“Well, my dear,” began the man in an oily, insinuating voice, “you wished to see me, so Mrs. Carter says. What can I do for you, my dear?”

“What can you do? You can let me out of this place,” panted Violet, desperately. “Doctor Langley, if you are he”—the bald head bowed like a Chinese mandarin—“I have been brought to this place while in an unconscious state by the worst villain unhung!”

She might have added, “present company excepted,” had she felt in a facetious mood; but Violet had no thought for anything but her own desperate position, and her wild desire to escape from it as soon as possible. Doctor Langley bowed once more.

“Really now, is he, my dear? I am sure I would never have thought such a thing of Mr. Warrington. He has been a pleasant friend of mine for many a long year.”

A cold feeling of despair settled down upon the poor girl’s heart.

“That settles it, then!” she cried. “If you are Gilbert Warrington’s friend, then you are as bad as he. There is no help for me in this world!”

She sunk upon the iron cot once more, and hid her face in her hands. After a while she lifted her eyes to the shining, self-satisfied countenance before her.

“Doctor Langley, will you not help me?” she pleaded in a broken voice. “If you will, there is nothing within my power that I will not do to repay you. Only let me out of this place, and give me money enough to pay my fare home, and I will leave in your hands a written guarantee to pay to you on your order, within a week, any sum of money that you may name.”

His beady eyes glistened with a greedy light, and Violet’s heart leaped up from zero to fever heat, only to go down again to the very depths of despair, as the oily insinuating voice fell upon her ears once more.

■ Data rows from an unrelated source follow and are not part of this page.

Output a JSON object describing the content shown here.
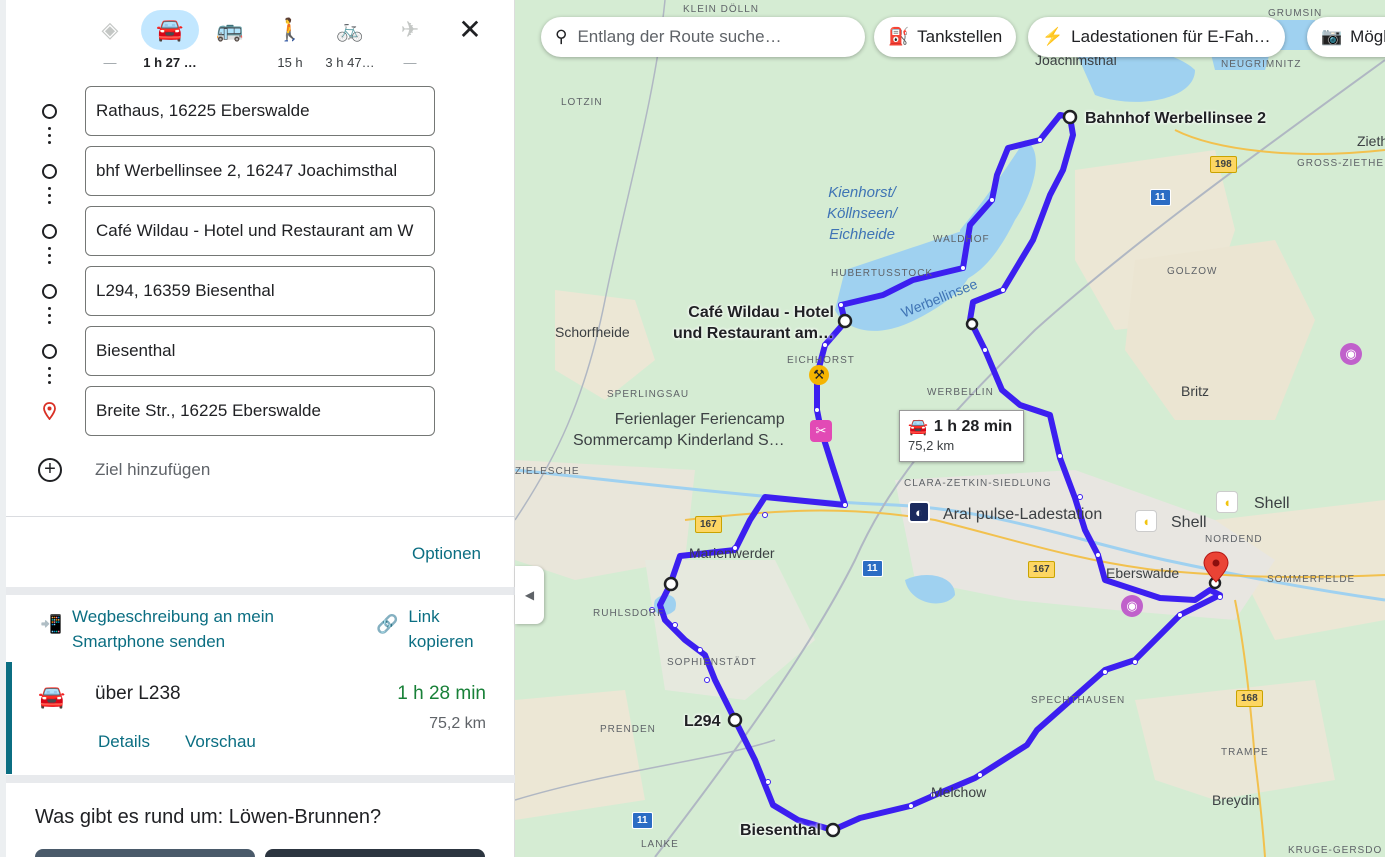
{
  "travel_modes": [
    {
      "name": "best",
      "icon": "directions-icon",
      "time": "—"
    },
    {
      "name": "car",
      "icon": "car-icon",
      "time": "1 h 27 …"
    },
    {
      "name": "transit",
      "icon": "bus-icon",
      "time": ""
    },
    {
      "name": "walk",
      "icon": "walk-icon",
      "time": "15 h"
    },
    {
      "name": "bike",
      "icon": "bike-icon",
      "time": "3 h 47…"
    },
    {
      "name": "flight",
      "icon": "plane-icon",
      "time": "—"
    }
  ],
  "stops": [
    "Rathaus, 16225 Eberswalde",
    "bhf Werbellinsee 2, 16247 Joachimsthal",
    "Café Wildau - Hotel und Restaurant am W",
    "L294, 16359 Biesenthal",
    "Biesenthal",
    "Breite Str., 16225 Eberswalde"
  ],
  "add_destination": "Ziel hinzufügen",
  "options_label": "Optionen",
  "share": {
    "send_phone": "Wegbeschreibung an mein Smartphone senden",
    "copy_link": "Link kopieren"
  },
  "route": {
    "via": "über L238",
    "duration": "1 h 28 min",
    "distance": "75,2 km",
    "details": "Details",
    "preview": "Vorschau"
  },
  "nearby_title": "Was gibt es rund um: Löwen-Brunnen?",
  "map": {
    "search_placeholder": "Entlang der Route suche…",
    "chips": [
      "Tankstellen",
      "Ladestationen für E-Fah…",
      "Mögl"
    ],
    "tooltip_duration": "1 h 28 min",
    "tooltip_distance": "75,2 km",
    "labels": {
      "klein_doelln": "KLEIN DÖLLN",
      "grumsin": "GRUMSIN",
      "joachimsthal": "Joachimsthal",
      "neugrimnitz": "NEUGRIMNITZ",
      "lotzin": "LOTZIN",
      "bahnhof": "Bahnhof Werbellinsee 2",
      "zieth": "Zieth",
      "gross_ziethen": "GROSS-ZIETHE",
      "kienhorst": "Kienhorst/\nKöllnseen/\nEichheide",
      "waldhof": "WALDHOF",
      "hubertusstock": "HUBERTUSSTOCK",
      "golzow": "GOLZOW",
      "werbellinsee": "Werbellinsee",
      "schorfheide": "Schorfheide",
      "cafe": "Café Wildau - Hotel\nund Restaurant am…",
      "eichhorst": "EICHHORST",
      "sperlingsau": "SPERLINGSAU",
      "werbellin": "WERBELLIN",
      "britz": "Britz",
      "ferienlager": "Ferienlager Feriencamp\nSommercamp Kinderland S…",
      "zieleschl": "ZIELESCHE",
      "clara": "CLARA-ZETKIN-SIEDLUNG",
      "aral": "Aral pulse-Ladestation",
      "shell1": "Shell",
      "shell2": "Shell",
      "nordend": "NORDEND",
      "marienwerder": "Marienwerder",
      "eberswalde": "Eberswalde",
      "sommerfelde": "SOMMERFELDE",
      "ruhlsdorf": "RUHLSDORF",
      "sophienstaedt": "SOPHIENSTÄDT",
      "spechthausen": "SPECHTHAUSEN",
      "l294": "L294",
      "prenden": "PRENDEN",
      "trampe": "TRAMPE",
      "melchow": "Melchow",
      "breydin": "Breydin",
      "biesenthal": "Biesenthal",
      "lanke": "LANKE",
      "kruge": "KRUGE-GERSDO"
    },
    "shields": {
      "r198": "198",
      "r11a": "11",
      "r167a": "167",
      "r167b": "167",
      "r11b": "11",
      "r168": "168",
      "r11c": "11"
    },
    "colors": {
      "route": "#3c1ff0",
      "land": "#d5ecd3",
      "water": "#9fd1f0",
      "urban": "#e8e6e1"
    }
  }
}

“Impossible, my dear young lady, quite impossible,” he returned, blandly. “You forget that you are a minor, and no written or verbal guarantee of yours would be legal. I would have to trust to your honor to furnish the sum you refer to, which would have to be a good round figure, I assure you. And then, besides, you would be more than apt to give away the secret of this institution—and its existence is a secret from the city authorities—though, of course, everything is carried on in a perfectly straight, square, and lawful manner. But I have reasons of my own—private and weighty reasons—for wishing its existence kept a profound secret from the authorities. So I am forced to decline your offer.”